Peter Singer propose un large inventaire de pratiques concernant l'expérimentation animale et l'élevage industriel en particulier dans le monde anglo-saxon dans la deuxième moitié du XXème siècle. Appuyés de photos, ces passages descriptifs et sourcés sont difficiles et édifiants. Le lecteur européen pourra peut-être objecter que les pratiques décrites relèvent d'une époque lointaine à laquelle l'auteur écrivit et que ces pratiquent n'auraient peut-être plus cours en occident ou en France en particulier en 2021 ? Ce serait occulter les mises à jour de l'ouvrage par l'auteur lui-même dans des rééditions. Ce serait également fermer les yeux sur la réalité des chiffres et des pratiques encore largement autorisées et répandues. Quelques rappels non-exhaustifs s'imposent.
Entre 2 et 4 millions d'animaux sont encore tués en France chaque année dans le cadre de l'expérimentation animale. Alors qu'un effort vers des solutions alternatives comme la culture cellulaire si possible est souhaitable. Les espèces les plus couramment utilisées sont des souris, lapins, poissons. L'expérimentation animale en France utilise également divers autres animaux parmi lesquels des amphibiens, oiseaux, primates, chiens et chats ou encore des vaches.

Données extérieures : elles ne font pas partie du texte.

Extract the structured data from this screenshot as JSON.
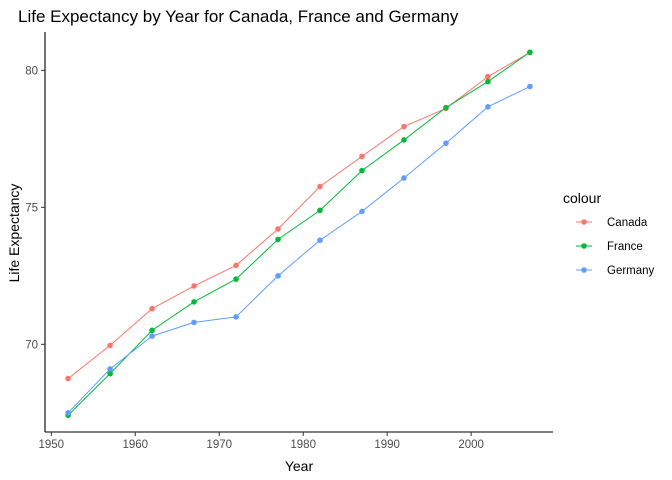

Concernant l'élevage, plus de 3 millions d'animaux sont tués chaque jour dans les abattoirs français. L'élevage industriel est la triste norme pour plus de 80% des poulets, 95% des cochons et 99% des lapins. Des pratiques largement controversées ont encore cours même si certaines d'entre elles pourraient prendre fin d'ici quelques années sous la pression des lanceurs d'alerte (élevage en batterie, coupage de queues des porcelets, limage des dents, castration à vif, becs coupés des poules, poussins broyés ou asphyxiés, veaux anémiés pour obtenir une chair rosée...). Sans oublier certaines pratiques qui elles ne semblent toujours pas l'objet d'une reconsidération comme le gavage des oies et canards, pratique cruelle pourtant interdite dans de nombreux pays qui ont franchi le pas ces dernières années mais qui en France demeurent l'objet d'une résistance féroce au nom de la tradition du foie gras...
Du côté des animaux marins, il est difficile d'obtenir des chiffres précis mais ils sont probablement plusieurs dizaines de millions (autour de 47 millions ?) à périr chaque jour en ce qui concerne l'unique pêche française. Ils sont comptabilisés en tonnage d'où la difficulté d'avancer un nombre pertinent. Plus éloignés morphologiquement de nous que les mammifères, ils sont les grands oubliés de la souffrance animale alors qu'ils sont de loin les plus nombreuses victimes. Ces chiffres comptabilisent les élevages mais aussi la pêche en mer, laquelle fragilise les écosystèmes et tuent un certain nombre de victimes collatérales qui ne sont pas l'objet direct de la pêche et de nos consommations (oiseaux qui se prennent dans les filets, dauphins, requins, tortues, espèces de poissons non désirées et rejetées à l'océan...). Les chalutiers et autres bateaux de pêche sont des abattoirs à ciel ouvert où se joue, loin de nos yeux un massacre immense et invisible.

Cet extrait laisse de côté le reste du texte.